The latest release from British producer Tourist (Will Phillips), is a cascading audio scape of nature. Inside Out is crafted with Tourist’s trademark sound of bright, ephemeral melodies, and surging drum beats that pull you through the album.

The album artwork by Jamie Hawkesworth places you exactly where Tourist intended, travelling. The Image is dappled with light and presents an openness to the natural world, but positions the audience inside the car in which we’re travelling. From the slow build of the album opener ‘Speak in Symphony’. To the more uptempo cut, ‘A Dedication’. This album encapsulates movement in all facets of life, but particularly travel. 

If you close your eyes you’re transported to forests, lakes, and exotic bustling cities. This ability to transport the listener to a place of vast freedoms, is borne of the way in which humanity as a collective, have been glued to the spot for two years. Inside Out, reflects a global yearning to travel and a great big sigh of relief as our shackles have been undone.

Inside Out also walks an intriguingly fine line. It provides this feeling of constant movement, without turning into self-indulgent escapism. The album definitely varies it’s pace, but moves onward constantly. Phillips manages to create a very inward feeling across the entirety of this record, and it’s this personal connection across each track that grounds it.

The use of noises from nature, such as distant conversations, birdsong and crickets.
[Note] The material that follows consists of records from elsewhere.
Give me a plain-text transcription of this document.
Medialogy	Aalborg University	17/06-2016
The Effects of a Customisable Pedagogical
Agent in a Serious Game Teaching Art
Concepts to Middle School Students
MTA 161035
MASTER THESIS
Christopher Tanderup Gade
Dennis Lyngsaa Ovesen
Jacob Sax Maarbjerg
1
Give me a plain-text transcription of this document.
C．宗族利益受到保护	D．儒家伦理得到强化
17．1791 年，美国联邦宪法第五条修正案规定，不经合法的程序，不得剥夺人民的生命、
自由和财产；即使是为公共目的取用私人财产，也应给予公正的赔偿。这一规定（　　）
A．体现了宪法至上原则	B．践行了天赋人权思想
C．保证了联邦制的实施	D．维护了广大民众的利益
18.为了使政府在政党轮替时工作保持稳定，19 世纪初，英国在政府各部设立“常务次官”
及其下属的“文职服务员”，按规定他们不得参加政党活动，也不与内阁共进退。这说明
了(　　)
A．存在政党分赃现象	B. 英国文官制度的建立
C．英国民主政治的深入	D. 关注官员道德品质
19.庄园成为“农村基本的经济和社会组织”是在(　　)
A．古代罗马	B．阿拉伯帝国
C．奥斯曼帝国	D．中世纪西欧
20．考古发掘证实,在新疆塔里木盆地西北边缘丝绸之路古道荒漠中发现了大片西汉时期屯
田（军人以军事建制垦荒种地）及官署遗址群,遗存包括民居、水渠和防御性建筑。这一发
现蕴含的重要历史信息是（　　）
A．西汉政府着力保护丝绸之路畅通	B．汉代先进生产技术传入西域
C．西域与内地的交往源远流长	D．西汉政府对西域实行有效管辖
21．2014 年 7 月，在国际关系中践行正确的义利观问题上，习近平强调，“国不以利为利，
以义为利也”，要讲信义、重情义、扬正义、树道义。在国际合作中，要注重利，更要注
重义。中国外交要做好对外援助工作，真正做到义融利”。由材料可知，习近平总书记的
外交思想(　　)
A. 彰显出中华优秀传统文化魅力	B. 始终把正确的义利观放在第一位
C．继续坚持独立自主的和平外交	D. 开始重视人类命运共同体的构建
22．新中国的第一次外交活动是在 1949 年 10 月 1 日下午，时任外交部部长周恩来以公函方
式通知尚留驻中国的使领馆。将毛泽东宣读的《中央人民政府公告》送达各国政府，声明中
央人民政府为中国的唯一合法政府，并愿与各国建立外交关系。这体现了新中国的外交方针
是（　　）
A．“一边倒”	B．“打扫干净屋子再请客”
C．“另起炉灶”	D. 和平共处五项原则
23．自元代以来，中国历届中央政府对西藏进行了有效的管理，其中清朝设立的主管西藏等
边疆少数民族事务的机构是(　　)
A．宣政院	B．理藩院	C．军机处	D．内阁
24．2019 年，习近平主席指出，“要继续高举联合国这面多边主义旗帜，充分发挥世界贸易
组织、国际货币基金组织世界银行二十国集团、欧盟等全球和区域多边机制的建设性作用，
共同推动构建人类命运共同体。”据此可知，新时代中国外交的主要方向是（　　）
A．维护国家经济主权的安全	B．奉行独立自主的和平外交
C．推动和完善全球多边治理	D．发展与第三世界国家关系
Add to the richness of the album and further lean into it’s transportive elements. These are motifs that Phillips has often used in his work as Tourist. It is a device that manages to create a rich humanity to electronic music, that can otherwise become cold and mechanical. The drums and keys are particularly warm on  ‘Lark’, with the sonic depth of the track being so vivid and luscious.

Where moments of the record like ‘Silent Letter’ are tinged with sadness and deep reflection. On the whole there is a joy to Inside Out that emanates throughout. With Phillips himself navigating many personal changes since the release of his last album back in 2019. The trials and tribulations, but most importantly the joys, of becoming a new father are splashed out onto the canvas of the album for all to see. It is clear that his young child is a new source of inspiration on this album that separates it from his previous body of work.

Inside Out is an album best enjoyed in one sitting. I implore you to step outside and brave the elements to enjoy this album whilst walking in nature.